Data used in this lab is taken from UC Irvine, Machine Learning Repository.

In [21]:
# import the necessary Library

import pandas as pd

In [22]:
# Import the Data
# Extract the features (X) and the target (y)
# X: all columns except the first one and the last one
# y: the last column

data = pd.read_csv('breast_cancer.csv')
X = data.iloc[:, 1:-1].values
y = data.iloc[:, -1].values

In [23]:
# Split the data into the Training Set and the Test Set
# test_size = 0.2 means 20% of the data will be used for testing, and 80% for training
# random_state = 0 ensures reproducibility of the results

from sklearn.model_selection import train_test_split
X_train, X_test, y_train, y_test = train_test_split(X, y, test_size = 0.2, random_state = 0)

In [24]:
# Training the Logistic Regression Model on the Training Set

from sklearn.linear_model import LogisticRegression
classifier = LogisticRegression(random_state = 0)
classifier.fit(X_train, y_train)

In [25]:
# Predicting the Test Set Results
y_pred = classifier.predict(X_test)

In [26]:
# Making the Confusion Matrix

from sklearn.metrics import confusion_matrix
cm = confusion_matrix(y_test, y_pred)
print(cm)

[[84  3]
 [ 3 47]]


* TN (True Negative): 84 cases were correctly predicted as not having breast cancer.

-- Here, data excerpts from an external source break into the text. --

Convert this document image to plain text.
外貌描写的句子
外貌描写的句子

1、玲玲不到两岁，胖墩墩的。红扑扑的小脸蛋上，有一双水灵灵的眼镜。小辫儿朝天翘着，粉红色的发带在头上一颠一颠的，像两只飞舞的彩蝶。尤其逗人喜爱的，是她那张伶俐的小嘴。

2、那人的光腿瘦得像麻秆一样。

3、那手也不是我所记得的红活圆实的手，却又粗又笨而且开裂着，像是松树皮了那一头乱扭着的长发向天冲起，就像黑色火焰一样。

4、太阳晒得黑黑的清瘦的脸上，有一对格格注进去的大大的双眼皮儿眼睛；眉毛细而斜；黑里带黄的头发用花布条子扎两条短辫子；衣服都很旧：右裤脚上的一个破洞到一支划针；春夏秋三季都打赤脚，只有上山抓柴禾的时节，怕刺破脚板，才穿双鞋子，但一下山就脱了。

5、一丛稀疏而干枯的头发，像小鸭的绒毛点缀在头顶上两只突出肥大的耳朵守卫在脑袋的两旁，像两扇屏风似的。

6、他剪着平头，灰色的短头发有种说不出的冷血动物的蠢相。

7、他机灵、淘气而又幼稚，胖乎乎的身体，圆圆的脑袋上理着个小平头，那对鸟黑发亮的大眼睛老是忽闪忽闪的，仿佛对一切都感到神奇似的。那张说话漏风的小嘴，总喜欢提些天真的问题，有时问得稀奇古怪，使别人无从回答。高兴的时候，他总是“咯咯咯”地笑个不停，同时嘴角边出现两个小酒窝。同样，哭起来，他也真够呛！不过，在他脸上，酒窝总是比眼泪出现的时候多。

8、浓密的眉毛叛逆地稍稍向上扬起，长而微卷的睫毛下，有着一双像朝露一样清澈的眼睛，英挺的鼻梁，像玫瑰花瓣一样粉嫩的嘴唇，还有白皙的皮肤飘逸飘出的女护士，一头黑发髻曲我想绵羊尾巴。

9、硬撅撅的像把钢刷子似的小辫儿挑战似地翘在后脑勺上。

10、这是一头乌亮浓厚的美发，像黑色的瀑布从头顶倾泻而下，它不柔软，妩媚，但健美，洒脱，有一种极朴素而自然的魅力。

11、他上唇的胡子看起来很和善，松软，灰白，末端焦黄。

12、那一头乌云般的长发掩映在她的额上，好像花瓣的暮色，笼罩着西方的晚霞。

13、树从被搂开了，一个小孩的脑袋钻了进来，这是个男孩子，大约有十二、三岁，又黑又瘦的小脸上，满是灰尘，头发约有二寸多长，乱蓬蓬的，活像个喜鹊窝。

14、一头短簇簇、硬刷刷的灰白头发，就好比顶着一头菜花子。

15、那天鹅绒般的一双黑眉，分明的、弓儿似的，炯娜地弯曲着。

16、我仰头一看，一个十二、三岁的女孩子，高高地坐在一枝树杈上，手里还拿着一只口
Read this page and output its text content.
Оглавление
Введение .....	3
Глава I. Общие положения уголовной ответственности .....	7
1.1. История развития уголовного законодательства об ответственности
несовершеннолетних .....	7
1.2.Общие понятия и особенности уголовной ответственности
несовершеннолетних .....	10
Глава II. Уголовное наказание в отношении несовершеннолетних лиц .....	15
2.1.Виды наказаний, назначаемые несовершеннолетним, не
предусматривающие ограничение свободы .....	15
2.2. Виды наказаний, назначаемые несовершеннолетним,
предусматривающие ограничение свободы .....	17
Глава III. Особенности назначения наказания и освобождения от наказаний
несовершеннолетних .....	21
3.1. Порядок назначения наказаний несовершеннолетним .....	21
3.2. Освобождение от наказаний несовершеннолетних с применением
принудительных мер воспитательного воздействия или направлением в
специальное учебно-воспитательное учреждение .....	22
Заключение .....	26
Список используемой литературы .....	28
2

* TP (True Positive): 47 cases were correctly predicted as having breast cancer.

* FP (False Positive): 3 cases were incorrectly predicted as having breast cancer.

* FN (False Negative): 3 cases were incorrectly predicted as not having breast cancer.

In [27]:
# Calculating the accuracy with k-fold cross-validation
# cv = 10 means we are using 10-fold cross-validation

from sklearn.model_selection import cross_val_score
accuracies = cross_val_score(estimator = classifier, X  = X_train, y = y_train, cv = 10)
print('Accuracy: {:.2f} %'.format(accuracies.mean()*100))
print('Standard Deviation: {:.2f} %'.format(accuracies.std()*100))

Accuracy: 96.70 %
Standard Deviation: 1.97 %


## Interpretation

K-Fold Cross-Validation:
K-fold cross-validation provides a more reliable estimate of the model's performance by splitting the training data into k subsets (folds) and training/testing the model k times, each time using a different fold as the test set and the remaining k-1 folds as the training set.

The results from cross-validation:

* Mean Accuracy: 96.70%
* Standard Deviation: 1.97%

These metrics indicate that the model performs consistently well across different subsets of the training data:

* The high mean accuracy (96.70%) suggests that the model is very effective at classifying breast cancer cases correctly.

* The low standard deviation (1.97%) indicates that the model's performance is stable and does not vary much across different folds of the data.

### Conclusion

The Logistic Regression model for breast cancer detection demonstrates high accuracy and stability, making it a reliable tool for predicting breast cancer based on the given dataset. The confusion matrix shows that the model correctly identifies most cases, with only a few false positives and false negatives. The k-fold cross-validation results further reinforce the model's robustness and generalizability.